Publié le 21/01/2016, par dans Non classé.

– Les ambitions démesurées de Saïd Barkat

« Il aurait au moins dû avoir la décence de se faire tout petit au lieu de manigancer», s’emporte un cadre du FLN en commentant les manœuvres en coulisses du sénateur et ex-ministre Saïd Barkat, qui ambitionne d’occuper le poste de vice-président du Sénat. « Avec tout ce qu’il traîne comme casseroles, on n’aurait même pas dû lui octroyer une place à la Chambre haute, et avec ça, il n’arrête pas de faire de la ‘’kawlassa » pour avoir encore plus», poursuit le même responsable.

– Hommage aux agents de nettoiement de Chlef

Profitant des journées portes ouvertes sur la commune, le wali de Chlef a rendu un hommage particulier aux agents de nettoiement de la commune, regroupés au sein de la nouvelle entreprise Tetach, spécialisée dans la collecte des ordures et l’embellissement de la ville. Il a souligné que ces travailleurs accomplissent une noble mission qui mérite tous les honneurs et pour laquelle l’administration locale a mobilisé tous les moyens nécessaires. Il a, dans ce sens, souhaité que les citoyens participent à cet effort collectif pour rendre leur cité plus belle. Au cours de la cérémonie, qui a regroupé les autorités locales, le chef de l’exécutif de la wilaya a également exprimé sa reconnaissance aux élus et personnels qui se sont succédé à la tête de la municipalité du chef-lieu de wilaya de 1967 à ce jour.

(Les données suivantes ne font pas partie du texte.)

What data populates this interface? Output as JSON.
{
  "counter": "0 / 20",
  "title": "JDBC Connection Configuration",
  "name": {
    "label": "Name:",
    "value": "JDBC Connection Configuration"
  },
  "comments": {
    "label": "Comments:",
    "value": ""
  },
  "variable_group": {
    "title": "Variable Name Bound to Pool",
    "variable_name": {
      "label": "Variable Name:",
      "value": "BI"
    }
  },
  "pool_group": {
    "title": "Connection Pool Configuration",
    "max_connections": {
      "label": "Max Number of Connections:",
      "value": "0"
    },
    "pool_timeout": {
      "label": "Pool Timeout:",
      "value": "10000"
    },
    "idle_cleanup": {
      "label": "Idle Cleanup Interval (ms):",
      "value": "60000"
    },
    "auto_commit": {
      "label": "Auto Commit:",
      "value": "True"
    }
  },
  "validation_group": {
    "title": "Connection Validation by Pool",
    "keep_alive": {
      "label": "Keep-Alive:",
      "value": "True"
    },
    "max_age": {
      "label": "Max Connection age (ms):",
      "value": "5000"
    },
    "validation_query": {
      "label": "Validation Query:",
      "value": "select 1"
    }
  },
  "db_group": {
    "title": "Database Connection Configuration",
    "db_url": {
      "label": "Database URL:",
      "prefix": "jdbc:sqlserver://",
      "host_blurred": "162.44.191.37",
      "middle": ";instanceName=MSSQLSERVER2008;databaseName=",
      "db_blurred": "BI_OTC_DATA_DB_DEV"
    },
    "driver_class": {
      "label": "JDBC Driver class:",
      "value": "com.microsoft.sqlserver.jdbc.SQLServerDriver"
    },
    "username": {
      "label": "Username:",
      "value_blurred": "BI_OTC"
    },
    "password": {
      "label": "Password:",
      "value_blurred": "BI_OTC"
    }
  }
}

– Enquête sur les logements de fonction à Laghouat

Le directeur de l’éducation de la wilaya de Laghouat a affirmé à El Watan que la commission chargée du dossier des logements de fonction et d’astreinte, squattés par des indus occupants ou des retraités du secteur, a déjà commencé son travail au niveau de la wilaya. Selon ce responsable, l’installation de cette commission a été décidée par la ministre de l’Education nationale, sa mission essentielle est de recenser les logements squattés par des indus occupants, et ce, pour les récupérer et les affecter aux ayants droit. « Tout d’abord, il faut savoir qui occupe ces logements, connaître leur nombre réel, connaître les étrangers au secteur, et ce, avant de passer à l’expulsion ou au relogement», a expliqué Ali Merrah, le directeur de l’éducation de Laghouat.

– Saisie de près de 90 quintaux de kif traité en 2015 à El Oued

Une quantité de 89,47 quintaux de kif traité a été saisie durant l’année 2015 à travers la wilaya d’El Oued par les services de la Gendarmerie nationale, a-t-on indiqué hier au groupement de ce corps sécuritaire. Cette quantité de drogue a été saisie dans 49 affaires impliquant 106 mis en cause, dont 76 ont été placés en détention préventive et 30 autres sous contrôle judiciaire, a affirmé le commandant du groupement de wilaya de la Gendarmerie nationale, le colonel Mohamed Riki, dans un bilan d’activités annuel. Il est également signalé l’implication, pour la première fois dans cette wilaya, de l’élément féminin dans ces affaires de drogue, avec trois femmes placées en détention préventive pour transport et commercialisation de drogue.

– Amar Ghoul participe au Forum touristique de Madrid

L’Algérie prend part ,du 20 au 23 janvier, à Madrid (Espagne), au 7e Forum touristique sur l’investissement et les opportunités d’affaires en Afrique. Notre pays sera représenté à cette manifestation par une délégation conduite par Amar Ghoul, ministre de l’Aménagement du territoire, du Tourisme et de l’Artisanat.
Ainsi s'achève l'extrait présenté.